Impact of the Use of Non-Pharmacological Care Tools in Building the Perception of Dignity in Ailing People at the End-of-Life
*Corresponding author: Darío I. Radosta*, Socorro Ham, Cynthia Alvarado, Irupé Fernández and Isabel Pincemín
This paper examines the link between non-pharmacological care tools carried out by volunteers in a hospice and the development of the perception of dignity in people with end-of-life terminal illnesses.
Materials and Methods
We interviewed volunteers from a hospice institution in Argentina, who carried out non-pharmacological care activities aimed at people at the end-of-life. The results of these interviews were analyzed with the Atlas Ti software, using the grounded theory as a form of qualitative codification.
From the codification of the interviews, we obtained the following analysis categories: 1. Caring after the caregivers (mentioned 14 times), 2. Care taking into account the temporal needs of others (mentioned 7 times), 3. Active listening (mentioned 11 times), 4. Environmental aesthetic factors (mentioned 18 times) and 5. Enhancement of autonomy and selfhood (mentioned 22 times).

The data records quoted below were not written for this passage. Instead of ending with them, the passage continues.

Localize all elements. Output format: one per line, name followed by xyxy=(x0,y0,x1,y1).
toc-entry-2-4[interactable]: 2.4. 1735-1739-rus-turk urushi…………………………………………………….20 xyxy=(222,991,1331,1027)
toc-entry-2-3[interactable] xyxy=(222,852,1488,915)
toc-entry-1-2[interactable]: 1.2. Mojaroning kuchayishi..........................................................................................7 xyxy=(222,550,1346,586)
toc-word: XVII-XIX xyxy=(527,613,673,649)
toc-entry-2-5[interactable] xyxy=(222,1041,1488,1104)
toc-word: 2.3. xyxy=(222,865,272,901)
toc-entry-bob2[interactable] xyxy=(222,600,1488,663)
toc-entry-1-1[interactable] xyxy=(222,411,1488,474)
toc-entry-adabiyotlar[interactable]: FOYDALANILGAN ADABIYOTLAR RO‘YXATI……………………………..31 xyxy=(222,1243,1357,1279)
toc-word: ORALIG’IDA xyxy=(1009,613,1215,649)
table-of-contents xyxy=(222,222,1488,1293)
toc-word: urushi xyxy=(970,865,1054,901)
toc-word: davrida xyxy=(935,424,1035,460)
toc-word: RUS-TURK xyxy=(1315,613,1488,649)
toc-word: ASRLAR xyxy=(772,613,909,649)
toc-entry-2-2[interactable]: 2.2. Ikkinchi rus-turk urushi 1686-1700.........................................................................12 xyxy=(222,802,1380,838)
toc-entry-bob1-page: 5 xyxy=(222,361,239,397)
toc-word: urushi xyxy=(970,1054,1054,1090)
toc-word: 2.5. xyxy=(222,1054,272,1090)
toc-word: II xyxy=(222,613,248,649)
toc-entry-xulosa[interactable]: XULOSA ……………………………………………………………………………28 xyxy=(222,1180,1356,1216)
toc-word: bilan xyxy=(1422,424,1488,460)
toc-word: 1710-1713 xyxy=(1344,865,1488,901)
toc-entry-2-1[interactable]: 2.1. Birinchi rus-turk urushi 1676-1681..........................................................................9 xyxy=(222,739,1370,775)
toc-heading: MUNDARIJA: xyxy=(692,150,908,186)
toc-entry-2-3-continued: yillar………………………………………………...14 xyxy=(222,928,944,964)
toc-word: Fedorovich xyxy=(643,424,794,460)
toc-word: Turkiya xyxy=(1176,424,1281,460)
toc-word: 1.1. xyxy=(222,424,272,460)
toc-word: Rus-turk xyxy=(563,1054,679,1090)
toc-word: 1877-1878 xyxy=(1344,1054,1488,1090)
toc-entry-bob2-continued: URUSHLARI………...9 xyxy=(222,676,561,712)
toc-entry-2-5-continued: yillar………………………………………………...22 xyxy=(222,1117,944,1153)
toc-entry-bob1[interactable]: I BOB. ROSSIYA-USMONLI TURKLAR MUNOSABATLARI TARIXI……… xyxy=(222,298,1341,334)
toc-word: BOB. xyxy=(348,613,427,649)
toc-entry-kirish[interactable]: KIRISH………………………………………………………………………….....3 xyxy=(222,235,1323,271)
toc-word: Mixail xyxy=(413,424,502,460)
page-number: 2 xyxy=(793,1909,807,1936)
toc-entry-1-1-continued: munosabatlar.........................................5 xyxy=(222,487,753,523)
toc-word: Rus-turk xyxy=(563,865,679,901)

We examined ways in which volunteers associated with the care of people with end-of-life terminal illnesses understand their work from the explanation of the non-pharmacological care activities developed within the institution, as well as the link that these have with the different dimensions of the human sense.
The non-pharmacological care tools, as they alleviate existential/spiritual suffering, impact positively in the possibility of a terminal person’s capacity to perceive herself/himself as worthy.
Hospice; Non-pharmacological care; Dignity.